Nilai significance (p value) untuk pola asuh permisif adalah sebesar 0,242. Nilai ini lebih besar dari level of significance (α) sebesar 0,05. Hal ini berarti tidak

terdapat hubungan antara pola asuh permisif dengan perkembangan sosialisasi remaja. Hal ini menunjukan bahwa hipotesis ketiga dalam penelitian ini ditolak yaitu tidak ada hubungan antara pola asuh permisif dengan perkembangan sosialisasi remaja di SMA Negeri 15 Medan.

Pola asuh permisif ditandai dengan adanya kebebasan tanpa batas pada anak untuk berperilaku sesuai dengan keinginannya sendiri. Orang tua tidak pernah memberi aturan dan pengarahan kepada anak. Semua keputusan diserahkan kepada anak tanpa pertimbangan orang tua sehingga anak tidak tahu apakah perilakunya benar atau salah karena orang tua tidak pernah membenarkan ataupun menyalahkan anak. Anak akan berperilaku sesuai dengan keinginanya sendiri, tidak peduli apakah hal itu sesuai dengan norma masyarakat atau tidak. Hal ini mungkin yang menjadikan alasan sangat sedikit orang tua yang menerapkan pola asuh permisif sehingga sangat kecil persentasenya ketika penelitian dilakukan. Walaupun persentase orang tua yang menerapkan pola asuh permisif sangat sedikit, yaitu hanya 6 orang (6,67%), tetapi perkembangan sosialisasi remaja dengan pola asuh permisif cukup baik. Hal ini terlihat dari 6 responden hanya 1 responden (16,67%) yang memiliki perkembangan sosialisasi yang buruk. Setiap pola asuh pasti memiliki kelebihan dan kekurangan, tergantung bagaimana orangtua menerapkannya sesuai dengan kondisi dan kebutuhan anak.

Setiap tipe pengasuhan pasti memiliki resiko masing-masing. Tipe otoriter memang memudahkan orang tua, karena tidak perlu bersusah payah untuk bertanggung jawab dengan anak.
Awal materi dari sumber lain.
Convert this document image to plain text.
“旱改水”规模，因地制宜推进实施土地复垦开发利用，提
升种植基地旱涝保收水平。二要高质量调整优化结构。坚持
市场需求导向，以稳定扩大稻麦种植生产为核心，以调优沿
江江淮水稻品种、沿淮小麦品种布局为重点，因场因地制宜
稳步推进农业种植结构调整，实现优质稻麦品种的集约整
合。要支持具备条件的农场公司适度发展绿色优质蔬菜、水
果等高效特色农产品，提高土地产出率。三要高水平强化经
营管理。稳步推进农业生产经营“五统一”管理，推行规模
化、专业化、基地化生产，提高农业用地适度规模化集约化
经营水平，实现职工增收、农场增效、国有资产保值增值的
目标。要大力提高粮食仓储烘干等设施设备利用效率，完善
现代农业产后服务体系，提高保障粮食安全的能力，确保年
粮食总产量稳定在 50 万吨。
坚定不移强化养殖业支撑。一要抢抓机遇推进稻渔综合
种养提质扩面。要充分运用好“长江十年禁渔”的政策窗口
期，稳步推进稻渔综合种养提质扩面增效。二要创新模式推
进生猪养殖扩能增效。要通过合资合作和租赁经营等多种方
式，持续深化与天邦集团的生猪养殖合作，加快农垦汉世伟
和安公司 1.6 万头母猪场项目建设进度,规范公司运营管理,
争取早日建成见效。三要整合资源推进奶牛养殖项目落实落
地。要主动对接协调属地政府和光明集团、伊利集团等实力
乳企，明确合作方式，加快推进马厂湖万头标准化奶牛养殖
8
Anak yang dibesarkan dengan pola asuh seperti ini mungkin memang tidak memiliki masalah dengan pelajaran dan juga bebas

dari masalah kenakalan remaja, akan tetapi remaja cenderung tumbuh menjadi pribadi yang kurang memiliki kepercayaan diri, kurang kreatif, kurang dapat bergaul dengan lingkungan sosialnya, ketergantungan kepada orang lain, serta memiliki depresi yang lebih tinggi.

Sementara pola asuh permisif membuat anak merasa boleh berbuat sekehendak hatinya. Anak memang akan memiliki rasa percaya yang lebih besar, kemampuan sosial baik, dan tingkat depresi lebih rendah, tetapi juga akan lebih mungkin terlibat dalam kenakalan remaja dan memiliki prestasi yang rendah di sekolah. Anak tidak mengetahui norma-norma sosial yang harus dipatuhinya. Walaupun demikian, pola asuh permisif bukanlah pola asuh yang buruk untuk diterapkan dalam mengasuh remaja karena perkembangan sosialisasi remaja yang baik dipengaruhi oleh berbagai faktor, bukan hanya faktor penerapan pola asuh orang tua.

Anak membutuhkan dukungan dan perhatian dari keluarga dalam menciptakan karyanya sehingga pola asuh yang dianggap lebih cocok untuk membantu anak mengembangkan kreativitasnya adalah demokratis. Orang tua memberi kontrol terhadap anaknya dalam batas-batas tertentu dengan tetap menunjukkan dukungan, cinta dan kehangatan kepada anaknya. Melalui pola asuh ini anak juga dapat merasa bebas mengungkapkan kesulitannya, kegelisahannya kepada orang tua karena ia tahu, orang tua akan membantunya mencari jalan keluar tanpa berusaha mendiktenya. Walaupun demikian, penerapan pola asuh demokratis tidak menjamin akan terciptanya perkembangan sosialisasi yang baik

pada masa remaja karena perkembangan sosialisasi dipengaruhi oleh berbagai faktor lain selain pola asuh orang tua.

Hubungan variabel-variabel dalam penelitian ini memberikan informasi kepada kita bahwa ketiga pola asuh (otoriter, demokratis, permisif) memiliki nilai hubungan yang berbeda-beda terhadap perkembangan sosialisasi remaja. Selain tipe pola asuh yang diterapkan orang tua dalam mendidik anaknya, tentu masih banyak lagi faktor yang mempengaruhi perkembangan sosialisai pada masa remaja.